Much to my surprise and delight, the movie is nothing like its marketing.

Thanks to the understated direction of veteran Fred Schepisi ("Six Degrees of Separation") and a subtle, quirky but believable script by Jesse Wigutow ("Ugly Naked People"), Kirk Douglas turns in a lively and watchable performance. So does the rest of the cast, which includes Bernadette Peters as Alex's emotionally adrift wife and Rory Culkin as their strangely taciturn youngest son. Along with Diana Douglas, who plays Mitchell's ailing wife, they turn in complex -- and at times sweetly affecting -- performances. Even the character of Asher, introduced early on as an obnoxious, irresponsible, weed-smoking college senior with no visible virtues, started to grow on me, not because I liked the guy, but because Cameron Douglas's unforced portrayal is less the caricature of a jerk than something that feels like the channeling of his own genuine, though flawed, humanity.

Opening around an unpleasant Passover Seder, "Family" follows the series of not-so-small crises that ensue in the Gromberg family, including a death or two, a career in jeopardy, accusations of marital infidelity, a serious brush with the law and a young boy's coming-of-age.
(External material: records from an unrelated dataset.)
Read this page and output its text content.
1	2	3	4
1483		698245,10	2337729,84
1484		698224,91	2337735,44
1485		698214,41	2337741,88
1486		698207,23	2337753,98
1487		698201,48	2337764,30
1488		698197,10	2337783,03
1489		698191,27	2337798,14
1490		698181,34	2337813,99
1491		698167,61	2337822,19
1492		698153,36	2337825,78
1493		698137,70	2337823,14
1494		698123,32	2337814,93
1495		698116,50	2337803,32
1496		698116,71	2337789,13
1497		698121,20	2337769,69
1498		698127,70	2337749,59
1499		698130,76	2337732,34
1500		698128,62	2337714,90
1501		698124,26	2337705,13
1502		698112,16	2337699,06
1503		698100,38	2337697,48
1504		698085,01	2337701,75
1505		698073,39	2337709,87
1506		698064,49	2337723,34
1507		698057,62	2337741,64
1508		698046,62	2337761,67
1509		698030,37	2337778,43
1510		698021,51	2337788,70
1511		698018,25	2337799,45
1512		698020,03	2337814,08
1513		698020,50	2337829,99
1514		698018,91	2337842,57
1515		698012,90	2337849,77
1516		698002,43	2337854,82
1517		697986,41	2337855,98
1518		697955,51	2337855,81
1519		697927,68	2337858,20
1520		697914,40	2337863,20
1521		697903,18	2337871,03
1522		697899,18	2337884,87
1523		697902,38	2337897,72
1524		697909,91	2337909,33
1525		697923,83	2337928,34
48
I know. That's a lot for a miniseries, let alone one feature-length film. Somehow it works, though, because, like life for most people, I suspect these bad things swamp but never sink the Grombergs' boat. "We're a family," says Alex, in response to one of the many subplots that threaten to (but never do) overwhelm the small and ultimately personal film. "We'll figure it out."

And figure it out they do, though most of the entanglements that arise in "Family" are never really resolved by movie's end. This, of course, feels realest of all. How do any of us "figure it out" anyway? By stumbling through the denial, pain, regret and lack of communication that cripple us, all the while supported by, yes, that corny thing called love. More than an emotion, love, according to "It Runs in the Family," isn't something you say, but something you do, often despite yourself and the people you're related to. It doesn't fix anything, but without it we'd all be lost.

IT RUNS IN THE FAMILY (PG-13, 109 minutes) -- Contains occasional obscenity, drug use and sexuality. Area theaters.